Sunday, October 30, 2011

Legends/Hauntings at Ocmulgee National Monument in Macon

For quite some time, visitors to the Ocmulgee National Monument, better known as the Indian Mounds in Macon, have talked about the strange feelings they get there. In fact, the daughter of a friend mentioned that on top of the big mound she felt someone or something pull her hair. When she looked around, no one was standing near her.  Her sister and aunt were nowhere near her on the mound.
My young friend was not the first, nor will she be the last to hear strange sounds and feel presences that cannot be seen at the mounds. In fact, as early as the late 1700s, traders who passed through the area and camped near the mounds heard shrieks and cries in the night.  Many have reported hearing voices and seeing images that disappeared in to thin air.  Not long ago, the late Sam Lawson, a former ranger at the mounds and adjunct professor at Georgia Military College, was locking up the visitors center at the park.  While closing the doors, he heard the laugh of a child.  His first thought was that a child had been left inside.  A complete search of the building turned up nothing.  A fellow ranger helped him search, and she too found no one.  Later, Lawson recounted his story to the gift shop manager who said that she had also heard a child's laughter in the visitor's center, but that upon inspection, no child could be found.  The two felt that there might be something to the story.
Ranger Sylvia Flowers told the author of Ghosts of Macon that throughout the years, a legend has floated around about a white and black dog being seen on the property by visitors and staff.  Lawson also mentioned that he had heard the stories, and that some have even approached the white dog only to have it vanish before their very eyes.  At one time, a Samuel Dunlap lived near the mounds and he owned a white dog. Perhaps the spirit of this dog has been left behind?  There is also a Creek legend about a large black dog that is often times spotted at ceremonial sites like Ocmulgee, and that this dog is a spirit guard placed there to protect the sacred site.

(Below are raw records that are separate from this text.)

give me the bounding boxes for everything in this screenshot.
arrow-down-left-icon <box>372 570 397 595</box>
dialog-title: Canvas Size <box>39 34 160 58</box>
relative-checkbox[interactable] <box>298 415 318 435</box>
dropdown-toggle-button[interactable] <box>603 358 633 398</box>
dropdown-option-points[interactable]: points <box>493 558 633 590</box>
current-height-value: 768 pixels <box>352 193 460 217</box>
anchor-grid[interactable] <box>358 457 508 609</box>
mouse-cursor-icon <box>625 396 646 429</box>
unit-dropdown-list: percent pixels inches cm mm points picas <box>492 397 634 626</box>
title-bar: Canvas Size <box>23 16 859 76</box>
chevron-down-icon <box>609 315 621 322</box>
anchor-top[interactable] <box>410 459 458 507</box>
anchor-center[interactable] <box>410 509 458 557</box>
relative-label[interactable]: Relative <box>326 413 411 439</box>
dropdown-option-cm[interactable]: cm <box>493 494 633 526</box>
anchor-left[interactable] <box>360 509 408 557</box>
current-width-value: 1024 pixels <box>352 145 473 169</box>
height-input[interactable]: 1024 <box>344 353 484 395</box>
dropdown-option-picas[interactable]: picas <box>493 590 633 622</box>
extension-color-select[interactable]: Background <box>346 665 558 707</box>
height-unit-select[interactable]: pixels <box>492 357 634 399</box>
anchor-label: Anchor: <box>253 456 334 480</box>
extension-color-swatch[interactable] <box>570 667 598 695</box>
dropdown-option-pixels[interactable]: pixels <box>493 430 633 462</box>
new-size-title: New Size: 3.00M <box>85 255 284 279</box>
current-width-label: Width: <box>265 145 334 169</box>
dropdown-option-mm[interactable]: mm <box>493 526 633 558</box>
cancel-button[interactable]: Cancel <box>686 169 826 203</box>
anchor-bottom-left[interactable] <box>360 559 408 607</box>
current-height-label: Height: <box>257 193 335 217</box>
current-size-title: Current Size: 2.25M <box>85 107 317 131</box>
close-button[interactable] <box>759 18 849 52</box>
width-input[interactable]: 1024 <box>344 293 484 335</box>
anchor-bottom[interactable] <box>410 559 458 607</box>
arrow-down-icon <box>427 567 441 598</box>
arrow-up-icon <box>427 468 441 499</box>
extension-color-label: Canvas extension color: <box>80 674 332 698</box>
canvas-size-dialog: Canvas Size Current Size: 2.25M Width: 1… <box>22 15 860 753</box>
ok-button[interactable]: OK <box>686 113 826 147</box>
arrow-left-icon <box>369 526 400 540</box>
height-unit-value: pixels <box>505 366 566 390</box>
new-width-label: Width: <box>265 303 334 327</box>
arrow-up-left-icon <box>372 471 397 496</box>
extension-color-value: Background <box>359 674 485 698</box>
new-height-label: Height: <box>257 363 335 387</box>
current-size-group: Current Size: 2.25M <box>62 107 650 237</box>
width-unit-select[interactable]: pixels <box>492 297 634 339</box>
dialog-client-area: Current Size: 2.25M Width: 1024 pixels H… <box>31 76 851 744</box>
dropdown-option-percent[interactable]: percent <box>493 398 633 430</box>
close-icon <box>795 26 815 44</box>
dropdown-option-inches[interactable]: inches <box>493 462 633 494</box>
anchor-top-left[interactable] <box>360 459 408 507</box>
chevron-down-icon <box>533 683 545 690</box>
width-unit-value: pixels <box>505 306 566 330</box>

On another occasion, visitors to the mounds reported seeing a man dressed in what they thought was a Confederate uniform.  Since the mounds were the site of fighting in Georgia during the war, particular The Battle of Dunlap Hill, some reenactments have been staged there. The group thought that this was just a docent awaiting a reenactment of sorts, and they thought nothing of it, that is, until they were told no one was there that day wearing a Confederate uniform and the staff was unaware that anyone would be.  Perhaps the spirit of a dead Confederate solider is also wandering around the mounds?
The Ocmulgee National Monument is a fascinating place.  I take my Georgia History classes from the college there at times. This past summer, my class from our Madison campus visited. Although we were there in the hot July sun, the students loved it. They commented that this trip was one they were glad they took, and some even commented that they were going to bring their children back as soon as they could.  Perhaps they will see the spirits that keep vigil at one of the oldest settlements in the Peach State!